Li Qinghuai tidak memedulikan amukan sia-sia hantu itu. Ia dengan tenang memalingkan wajahnya dan menunggu pintu tertutup, menolak untuk menatapnya lagi.
Bahkan saat kereta melaju pergi, hantu itu menempelkan wajahnya di kaca jendela, tatapannya yang penuh dendam terus mengikutinya. Darah dari matanya mengotori kaca jendela dengan warna merah tua yang mengerikan. Meskipun demikian, Li Qinghuai sama sekali tidak peduli.
Kuharap stasiun berikutnya adalah stasiun yang benar, pikirnya dalam hati.
Ini adalah ujian kecepatan, tetapi juga terasa seperti ujian keberuntungan yang besar. Ia tidak percaya bahwa stasiun-stasiun itu sama untuk kedua tim. Pada titik ini, semuanya benar-benar bergantung pada takdir.
“Stasiun berikutnya, Plaza 666. Penumpang yang turun di stasiun ini, silakan bersiap-siap.”
Kali ini, peron stasiun tampak damai di luar dugaan. Tempat itu terlihat seperti pusat keramaian yang besar, dan Li Qinghuai melihat kerumunan orang turun dari kereta. Ada pria dan wanita, tua maupun muda. Beberapa tampak diam, sementara yang lain mengobrol dengan gembira bersama teman-teman mereka. Dari sudut pandang mana pun, ini adalah stasiun yang normal.

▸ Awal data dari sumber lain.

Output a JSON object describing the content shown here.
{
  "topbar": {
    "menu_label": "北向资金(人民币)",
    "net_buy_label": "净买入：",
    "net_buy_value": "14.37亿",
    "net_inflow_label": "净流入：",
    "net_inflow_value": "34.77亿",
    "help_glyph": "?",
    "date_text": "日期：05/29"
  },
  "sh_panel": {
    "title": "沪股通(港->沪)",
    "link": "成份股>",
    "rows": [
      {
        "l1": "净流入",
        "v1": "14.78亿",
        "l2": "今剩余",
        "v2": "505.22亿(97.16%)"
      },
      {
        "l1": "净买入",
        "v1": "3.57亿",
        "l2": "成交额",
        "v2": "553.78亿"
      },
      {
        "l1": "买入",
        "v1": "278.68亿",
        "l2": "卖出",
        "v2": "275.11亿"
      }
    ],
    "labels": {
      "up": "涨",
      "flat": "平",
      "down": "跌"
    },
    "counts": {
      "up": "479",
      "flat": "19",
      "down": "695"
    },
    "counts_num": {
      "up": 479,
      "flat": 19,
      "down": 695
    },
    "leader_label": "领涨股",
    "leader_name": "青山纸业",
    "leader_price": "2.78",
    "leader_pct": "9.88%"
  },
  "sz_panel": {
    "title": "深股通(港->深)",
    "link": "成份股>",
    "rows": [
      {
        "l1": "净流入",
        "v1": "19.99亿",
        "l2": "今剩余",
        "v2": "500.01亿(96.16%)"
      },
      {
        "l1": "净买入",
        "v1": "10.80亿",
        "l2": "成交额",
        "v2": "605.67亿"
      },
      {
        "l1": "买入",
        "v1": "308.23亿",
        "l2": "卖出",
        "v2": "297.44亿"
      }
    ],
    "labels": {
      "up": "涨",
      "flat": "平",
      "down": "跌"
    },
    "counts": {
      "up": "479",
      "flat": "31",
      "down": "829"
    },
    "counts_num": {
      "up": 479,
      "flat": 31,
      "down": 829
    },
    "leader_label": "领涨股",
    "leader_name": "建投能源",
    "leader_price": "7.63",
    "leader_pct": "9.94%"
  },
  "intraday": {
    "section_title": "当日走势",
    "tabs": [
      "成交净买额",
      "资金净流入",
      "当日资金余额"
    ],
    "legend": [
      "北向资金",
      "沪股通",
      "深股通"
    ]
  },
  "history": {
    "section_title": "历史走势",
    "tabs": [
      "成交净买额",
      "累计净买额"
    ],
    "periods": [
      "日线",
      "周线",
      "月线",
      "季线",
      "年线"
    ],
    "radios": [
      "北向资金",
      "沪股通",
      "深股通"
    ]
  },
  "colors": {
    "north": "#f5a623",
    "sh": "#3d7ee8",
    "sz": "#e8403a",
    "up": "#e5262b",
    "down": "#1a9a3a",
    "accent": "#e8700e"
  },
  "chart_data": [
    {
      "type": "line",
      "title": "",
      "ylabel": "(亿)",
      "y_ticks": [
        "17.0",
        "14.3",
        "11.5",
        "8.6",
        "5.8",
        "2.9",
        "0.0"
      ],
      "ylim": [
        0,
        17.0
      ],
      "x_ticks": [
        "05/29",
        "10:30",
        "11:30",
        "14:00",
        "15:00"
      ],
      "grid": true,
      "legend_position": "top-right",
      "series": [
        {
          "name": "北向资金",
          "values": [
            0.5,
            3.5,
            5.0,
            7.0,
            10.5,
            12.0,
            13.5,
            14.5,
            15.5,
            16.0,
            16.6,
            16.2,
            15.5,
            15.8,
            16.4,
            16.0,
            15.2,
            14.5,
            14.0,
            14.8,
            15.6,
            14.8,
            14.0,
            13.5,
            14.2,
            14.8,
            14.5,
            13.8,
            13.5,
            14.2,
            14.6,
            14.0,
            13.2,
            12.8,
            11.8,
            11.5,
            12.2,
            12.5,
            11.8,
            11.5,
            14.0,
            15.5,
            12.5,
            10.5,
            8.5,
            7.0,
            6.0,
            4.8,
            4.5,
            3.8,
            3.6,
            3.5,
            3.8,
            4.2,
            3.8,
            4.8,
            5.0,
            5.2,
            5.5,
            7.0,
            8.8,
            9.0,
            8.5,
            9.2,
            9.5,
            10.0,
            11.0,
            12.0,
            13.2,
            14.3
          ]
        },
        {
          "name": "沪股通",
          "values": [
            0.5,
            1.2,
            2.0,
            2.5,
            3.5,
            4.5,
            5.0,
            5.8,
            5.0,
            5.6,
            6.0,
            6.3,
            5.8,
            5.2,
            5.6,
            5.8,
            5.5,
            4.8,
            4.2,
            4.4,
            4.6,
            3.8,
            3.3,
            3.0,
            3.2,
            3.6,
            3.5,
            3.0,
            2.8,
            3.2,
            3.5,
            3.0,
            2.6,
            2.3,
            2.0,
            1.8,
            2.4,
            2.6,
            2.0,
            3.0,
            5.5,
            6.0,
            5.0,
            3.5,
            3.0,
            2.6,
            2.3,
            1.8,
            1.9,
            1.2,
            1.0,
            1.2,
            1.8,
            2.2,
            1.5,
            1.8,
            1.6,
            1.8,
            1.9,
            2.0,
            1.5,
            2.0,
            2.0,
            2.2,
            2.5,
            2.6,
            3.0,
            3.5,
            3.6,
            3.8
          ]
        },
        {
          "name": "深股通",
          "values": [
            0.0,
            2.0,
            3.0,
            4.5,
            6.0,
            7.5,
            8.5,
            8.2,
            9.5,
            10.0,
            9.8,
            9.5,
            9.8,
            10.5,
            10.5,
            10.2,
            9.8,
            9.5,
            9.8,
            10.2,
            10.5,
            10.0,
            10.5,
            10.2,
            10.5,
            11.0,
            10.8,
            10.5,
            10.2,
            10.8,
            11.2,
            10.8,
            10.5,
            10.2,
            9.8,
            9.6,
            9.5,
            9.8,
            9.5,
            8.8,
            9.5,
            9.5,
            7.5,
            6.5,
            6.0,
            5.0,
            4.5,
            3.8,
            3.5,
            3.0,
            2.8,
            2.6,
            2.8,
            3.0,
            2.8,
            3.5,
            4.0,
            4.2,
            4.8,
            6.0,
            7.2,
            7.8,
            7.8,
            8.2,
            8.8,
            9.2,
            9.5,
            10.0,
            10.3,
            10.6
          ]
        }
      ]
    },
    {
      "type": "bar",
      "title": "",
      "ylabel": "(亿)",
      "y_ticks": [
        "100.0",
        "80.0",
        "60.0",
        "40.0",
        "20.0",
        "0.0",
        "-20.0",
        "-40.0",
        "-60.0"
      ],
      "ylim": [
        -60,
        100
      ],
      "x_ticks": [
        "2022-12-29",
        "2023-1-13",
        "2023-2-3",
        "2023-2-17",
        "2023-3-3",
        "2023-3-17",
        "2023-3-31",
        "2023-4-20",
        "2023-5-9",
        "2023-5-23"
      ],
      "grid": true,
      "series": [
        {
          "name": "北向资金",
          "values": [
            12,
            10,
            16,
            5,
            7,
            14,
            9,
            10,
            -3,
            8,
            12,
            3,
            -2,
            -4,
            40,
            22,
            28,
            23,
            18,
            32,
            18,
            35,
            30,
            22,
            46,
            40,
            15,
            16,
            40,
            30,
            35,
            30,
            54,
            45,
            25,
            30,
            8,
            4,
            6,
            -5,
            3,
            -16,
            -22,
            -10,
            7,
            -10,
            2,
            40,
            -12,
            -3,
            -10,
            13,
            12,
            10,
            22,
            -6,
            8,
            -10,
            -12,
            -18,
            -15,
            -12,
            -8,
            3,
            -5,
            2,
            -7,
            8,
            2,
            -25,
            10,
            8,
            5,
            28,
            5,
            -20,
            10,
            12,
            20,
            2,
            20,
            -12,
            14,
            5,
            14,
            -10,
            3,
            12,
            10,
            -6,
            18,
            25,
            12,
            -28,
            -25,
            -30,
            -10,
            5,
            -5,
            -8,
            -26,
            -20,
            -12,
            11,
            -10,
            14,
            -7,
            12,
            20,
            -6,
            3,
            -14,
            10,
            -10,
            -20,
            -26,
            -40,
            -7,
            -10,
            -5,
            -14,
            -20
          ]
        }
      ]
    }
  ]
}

Ia memindai peron—tidak ada yang tidak biasa. Ia memeriksa iklan di belakangnya, dan itu hanyalah iklan minuman tanpa ada kengerian yang tersembunyi. Di luar, banyak penumpang yang sudah berjalan menuju eskalator untuk keluar. Li Qinghuai harus memutuskan sekarang: haruskah ia mengambil risiko dan turun di perhentian yang “normal” ini?
…Mungkin memeriksa sekali lagi? Ia tetap bersikap waspada. Barangkali ada sesuatu yang terlewatkan olehnya.
Ia membiarkan pandangannya menyapu setiap sudut peron di luar tanpa melewatkan satu pun detail.
Kursi? Aman. Rambu-rambu? Aman. Eskalator? Masih aman. Layar digital? Aman juga…
Li Qinghuai ragu-ragu, hampir siap mengatupkan giginya dan melangkah keluar. Tetapi saat ia mendekati pintu, sebuah detail kecil di sudut penglihatannya menarik perhatiannya.
Anomali itu berada tepat di ujung stasiun, pada tanda toilet.
Ikon pria dan wanita di pintu itu bukanlah simbol standar yang biasa ditemukan di tempat lain.
Di atas kepala kedua figur kecil itu, terdapat sepasang tanduk iblis.